In the vectric tutorial he said dont worry about the size of profile. But I did make it 1 inch. 
In that pic ,I want base to be .25 and profile .5 making it all .75. In mine it's .5 base or more probably .65


----------



## MEBCWD (Jan 14, 2012)

jeffp60 said:


> In the vectric tutorial he said dont worry about the size of profile. But I did make it 1 inch.
> In that pic ,I want base to be .25 and profile .5 making it all .75. In mine it's .5 base or more probably .65


Remember you can change the height of the model in the Component Properties menu. Also your model does not have to be the full thickness of the material. In my design file I had a material thickness of 0.375 but I had my model thickness set as 0.230 and had the model 0.03 down from the top of the material.

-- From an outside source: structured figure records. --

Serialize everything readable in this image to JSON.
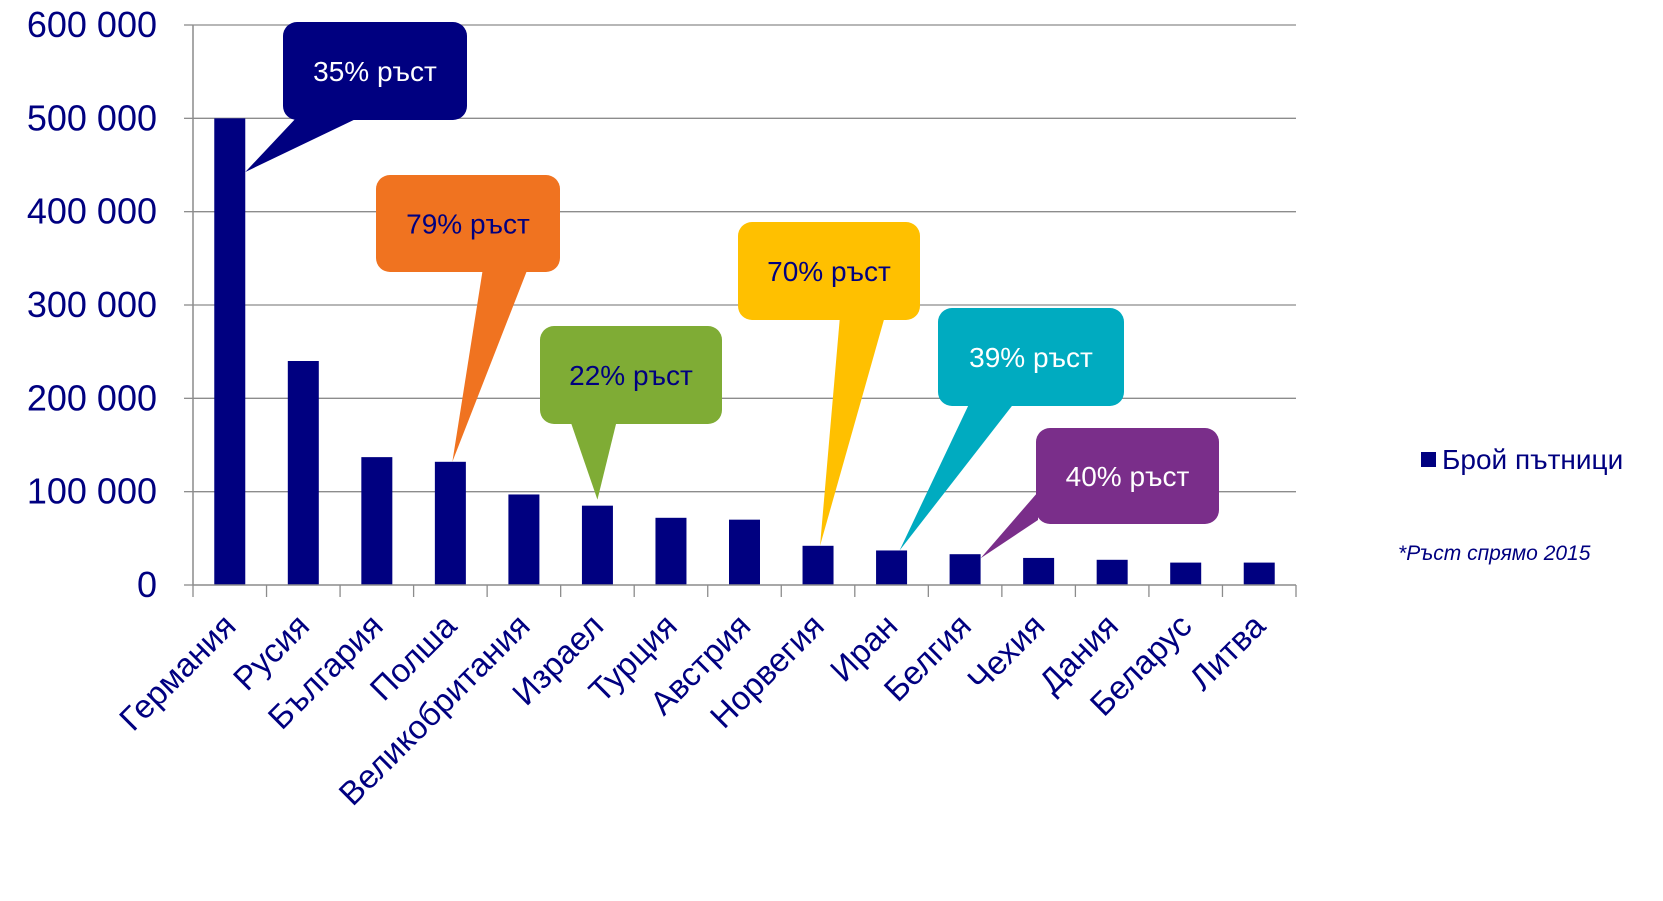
{
  "chart_data": {
    "type": "bar",
    "categories": [
      "Германия",
      "Русия",
      "България",
      "Полша",
      "Великобритания",
      "Израел",
      "Турция",
      "Австрия",
      "Норвегия",
      "Иран",
      "Белгия",
      "Чехия",
      "Дания",
      "Беларус",
      "Литва"
    ],
    "series": [
      {
        "name": "Брой пътници",
        "values": [
          500000,
          240000,
          137000,
          132000,
          97000,
          85000,
          72000,
          70000,
          42000,
          37000,
          33000,
          29000,
          27000,
          24000,
          24000
        ],
        "color": "#000080"
      }
    ],
    "yticks": [
      "0",
      "100 000",
      "200 000",
      "300 000",
      "400 000",
      "500 000",
      "600 000"
    ],
    "ylim": [
      0,
      600000
    ],
    "grid": true,
    "legend": "right",
    "note": {
      "star": "*",
      "text": "Ръст спрямо 2015"
    },
    "annotations": [
      {
        "text": "35% ръст",
        "category": "Германия",
        "color": "#000080",
        "text_color": "#ffffff"
      },
      {
        "text": "79% ръст",
        "category": "Полша",
        "color": "#f07320",
        "text_color": "#000080"
      },
      {
        "text": "22% ръст",
        "category": "Израел",
        "color": "#7fac35",
        "text_color": "#000080"
      },
      {
        "text": "70% ръст",
        "category": "Норвегия",
        "color": "#ffc000",
        "text_color": "#000080"
      },
      {
        "text": "39% ръст",
        "category": "Иран",
        "color": "#00abc0",
        "text_color": "#ffffff"
      },
      {
        "text": "40% ръст",
        "category": "Белгия",
        "color": "#7a2e8a",
        "text_color": "#ffffff"
      }
    ]
  }
}
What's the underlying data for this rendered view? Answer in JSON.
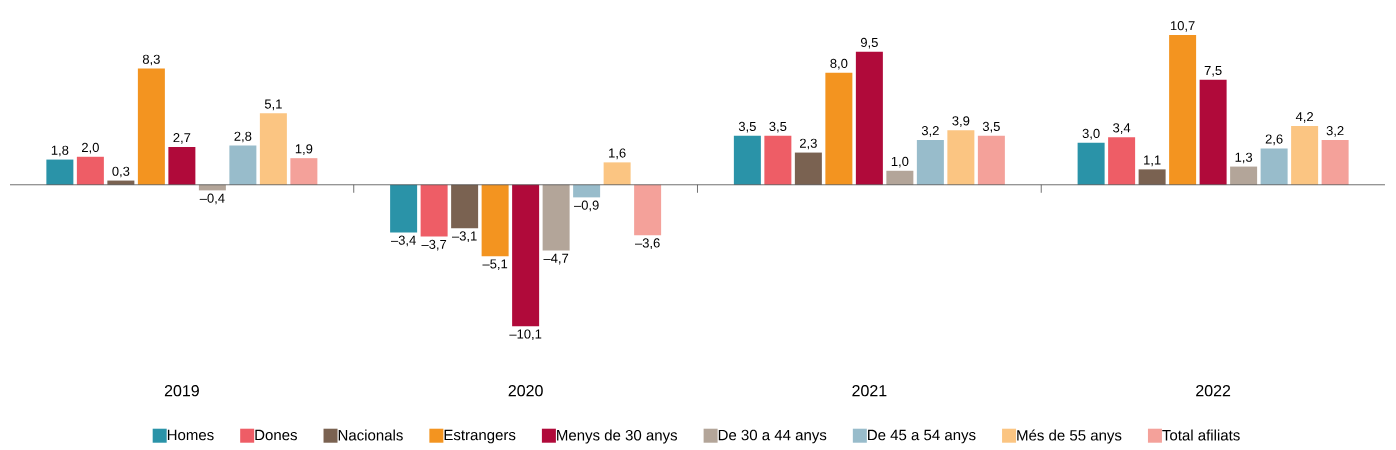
{
  "chart_data": {
    "type": "bar",
    "categories": [
      "2019",
      "2020",
      "2021",
      "2022"
    ],
    "series": [
      {
        "name": "Homes",
        "color": "#2a93a8",
        "values": [
          1.8,
          -3.4,
          3.5,
          3.0
        ],
        "value_labels": [
          "1,8",
          "–3,4",
          "3,5",
          "3,0"
        ]
      },
      {
        "name": "Dones",
        "color": "#ee5d66",
        "values": [
          2.0,
          -3.7,
          3.5,
          3.4
        ],
        "value_labels": [
          "2,0",
          "–3,7",
          "3,5",
          "3,4"
        ]
      },
      {
        "name": "Nacionals",
        "color": "#7a6251",
        "values": [
          0.3,
          -3.1,
          2.3,
          1.1
        ],
        "value_labels": [
          "0,3",
          "–3,1",
          "2,3",
          "1,1"
        ]
      },
      {
        "name": "Estrangers",
        "color": "#f39420",
        "values": [
          8.3,
          -5.1,
          8.0,
          10.7
        ],
        "value_labels": [
          "8,3",
          "–5,1",
          "8,0",
          "10,7"
        ]
      },
      {
        "name": "Menys de 30 anys",
        "color": "#b00a3a",
        "values": [
          2.7,
          -10.1,
          9.5,
          7.5
        ],
        "value_labels": [
          "2,7",
          "–10,1",
          "9,5",
          "7,5"
        ]
      },
      {
        "name": "De 30 a 44 anys",
        "color": "#b3a599",
        "values": [
          -0.4,
          -4.7,
          1.0,
          1.3
        ],
        "value_labels": [
          "–0,4",
          "–4,7",
          "1,0",
          "1,3"
        ]
      },
      {
        "name": "De 45 a 54 anys",
        "color": "#98bccb",
        "values": [
          2.8,
          -0.9,
          3.2,
          2.6
        ],
        "value_labels": [
          "2,8",
          "–0,9",
          "3,2",
          "2,6"
        ]
      },
      {
        "name": "Més de 55 anys",
        "color": "#fbc582",
        "values": [
          5.1,
          1.6,
          3.9,
          4.2
        ],
        "value_labels": [
          "5,1",
          "1,6",
          "3,9",
          "4,2"
        ]
      },
      {
        "name": "Total afiliats",
        "color": "#f4a19a",
        "values": [
          1.9,
          -3.6,
          3.5,
          3.2
        ],
        "value_labels": [
          "1,9",
          "–3,6",
          "3,5",
          "3,2"
        ]
      }
    ],
    "legend": "bottom"
  }
}
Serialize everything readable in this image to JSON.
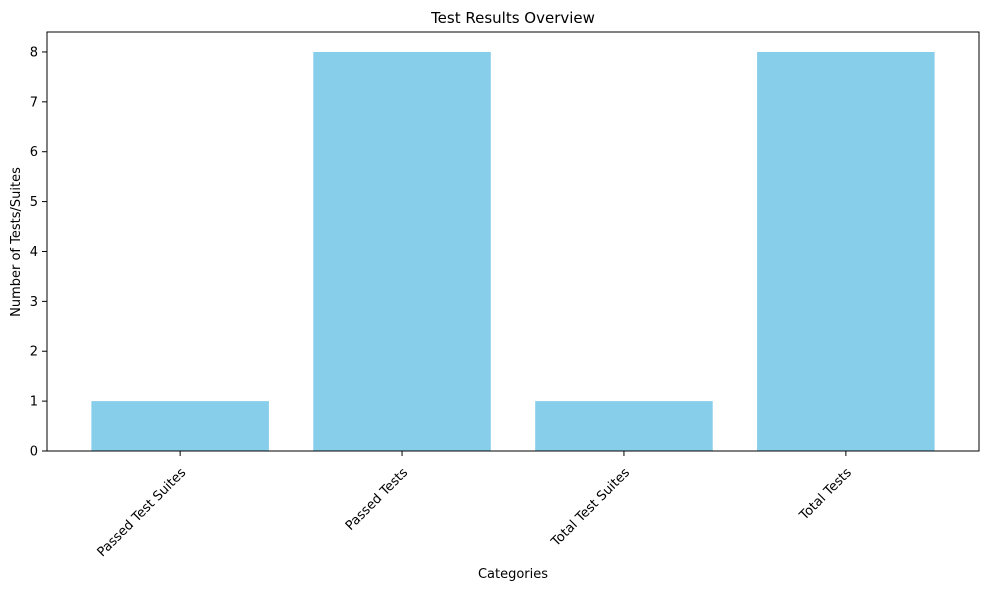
{
  "chart_data": {
    "type": "bar",
    "title": "Test Results Overview",
    "xlabel": "Categories",
    "ylabel": "Number of Tests/Suites",
    "categories": [
      "Passed Test Suites",
      "Passed Tests",
      "Total Test Suites",
      "Total Tests"
    ],
    "values": [
      1,
      8,
      1,
      8
    ],
    "ylim": [
      0,
      8.4
    ],
    "yticks": [
      0,
      1,
      2,
      3,
      4,
      5,
      6,
      7,
      8
    ],
    "grid": false,
    "bar_color": "#87CEEB"
  }
}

That leaves 0.115 under the bottom of the model that will not be machined with a roughing or finish past so any tabs you add are safe from being cut by roughing and finish. Your cutout toolpath will cut the rest of the plaque and leave any tabs you add.


----------



## jeffp60 (Apr 5, 2019)

That's what I did. Play some more tomorrow


----------



## jeffp60 (Apr 5, 2019)

Played around today.I think I had model set at .5 inch and material at .75. Did rough cut and it took it all down. Then changed bit and did finish. It was about 1/8 inch above the rough cut.I set z zero on top of material. 
Back to drawing board and I see it rough cuts over whole model. I set model boundary.how do I get it to only rough/finish the contoured edge?
I've been watching videos all day,12 so far. Started from beginners #1....my eyes are bleeding......
Oh and Tinkerbell, I tried 60 degree 1/4 inch v groove at .02. Barely cut in but still a lot of tearout or overlap.ready to try a Finnish nail.


----------



## MEBCWD (Jan 14, 2012)

jeffp60 said:


> Played around today.I think I had model set at .5 inch and material at .75. Did rough cut and it took it all down. Then changed bit and did finish. It was about 1/8 inch above the rough cut.I set z zero on top of material.
> Back to drawing board and I see it rough cuts over whole model. I set model boundary.how do I get it to only rough/finish the contoured edge?
> I've been watching videos all day,12 so far. Started from beginners #1....my eyes are bleeding......
> Oh and Tinkerbell, I tried 60 degree 1/4 inch v groove at .02. Barely cut in but still a lot of tearout or overlap.ready to try a Finnish nail.


What software were you using to output the gcode to cut this or are you talking about the preview in the software?


----------